Um exemplo: o supermercado em si não tem despesa de logística. Quem tem é o fornecedor, e a gente depende dele. O custo da loja é igual para todos, fica em torno de 20%. Além disso, a gente tem o custo da mercadoria em si. Mas sempre estamos procurando segurar mais o preço do que a pessoa espera comprar. Por exemplo: o leite é sazonal. Nós vamos entrar o inverno depois de uma grande seca. Diminuiu muito o fornecimento de laticínios. Estávamos pagando em torno de R$ 2,50. Esse leite hoje já está a R$ 3,80, mas o supermercado estoca a mercadoria e faz o preço médio. Ele consegue segurar assim uns 15 a 20 dias. O supermercado não é o vilão, mas ele também tem um custo operacional.

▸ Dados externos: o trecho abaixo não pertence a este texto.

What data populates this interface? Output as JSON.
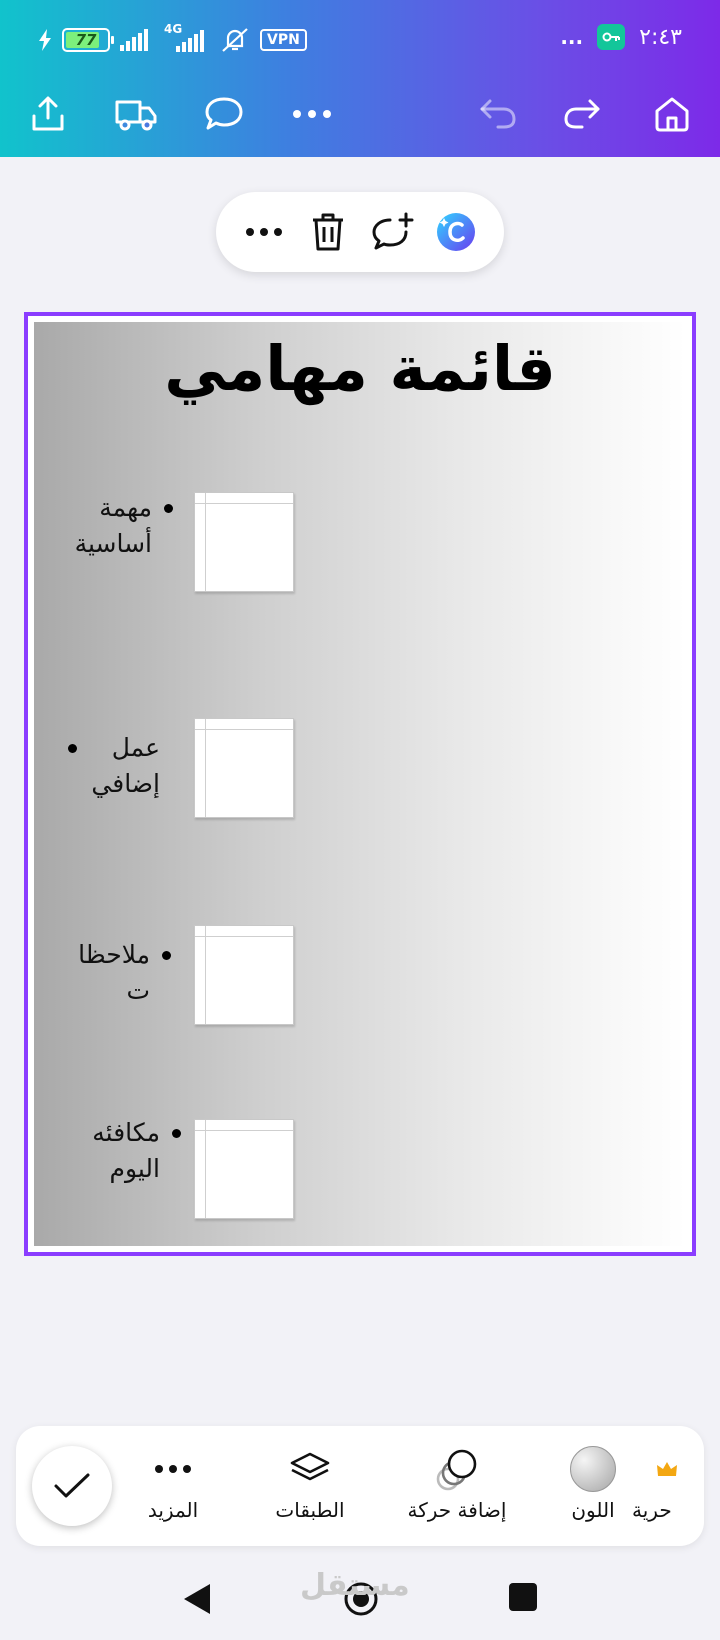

Assim como tem na casa de uma pessoa, com energia elétrica, água... O lucro vem depois de tudo isso, mas hoje estamos mais preocupados em poder só repor a mercadoria. Naquele dia em que sabemos que vai aumentar, compramos mais para, com o estoque, fazer que o cliente não sofra tanto. Nos obrigamos a fazer isso porque os clientes vêm todo dia, não é como um cliente que compra um carro na agência e fica anos sem aparecer novamente. Aqui tem gente que vem de manhã, tarde e noite. Então eu tenho que saber administrar o momento. Hoje sabemos que tem uma guerra depois da covid. A gente fica esperando que as coisas sempre melhorem, porque eu não posso ficar triste. Temos cinco empresas em uma, trabalhamos com desafios diários, como lidar com hortifrútis e outros bens perecíveis que podem estragar. Produzimos nas nossas padarias. Temos a venda, a cobrança, o cartão de crédito, são muitos negócios em um... Então a gente é que nem todo mundo, vive o dia a dia.
A inflação provoca retração de consumo e os supermercados acabam sendo um importante termômetro, certo?
Sim, provoca. A gente pode olhar a Rua Sinimbu, que mudou muito. Mesmo começando as aulas, não está tão movimentada. As pessoas mudam o jeito de comprar. Quando falei do guisado como termômetro, fui mal interpretado, mas ele é um exemplo porque é versátil. Com ele se pode fazer mil tipos de receita. Quando eu estou sem dinheiro, não peço um quilo, peço em gramas. Não é porque é comida de pobre ou rico, mas por ser versátil. E vemos que agora está vendendo bastante, porque é sinal de que as pessoas estão poupando. Assim como também notamos crescimento do consumo quando é injetado dinheiro pelo governo, como vai ocorrer agora com a antecipação do décimo terceiro para os aposentados, o que se reflete muito em supermercados. E em toda economia, porque aqui recebemos esse dinheiro e já distribuímos para cinco a sete mil empresas que fabricam os produtos que estão aqui.
Mas, mesmo com essas dificuldades, percebemos que os supermercados são um dos setores que mais movimentam a economia da cidade, inclusive com empregos.
Só na administração direta dos supermercados, tenho 237 funcionários. São 1.450 na rede Multi. São outros 7,5 mil profissionais da base do Sindigêneros. E hoje estamos com defasagem de cerca de 700 pessoas para atuar nos supermercados da região, para cargos como de repositor, caixa, açougue, padaria... Estamos procurando gente para trabalhar e não conseguimos. E o supermercado também passa por uma dificuldade a mais, pela questão do trabalho em fim de semana.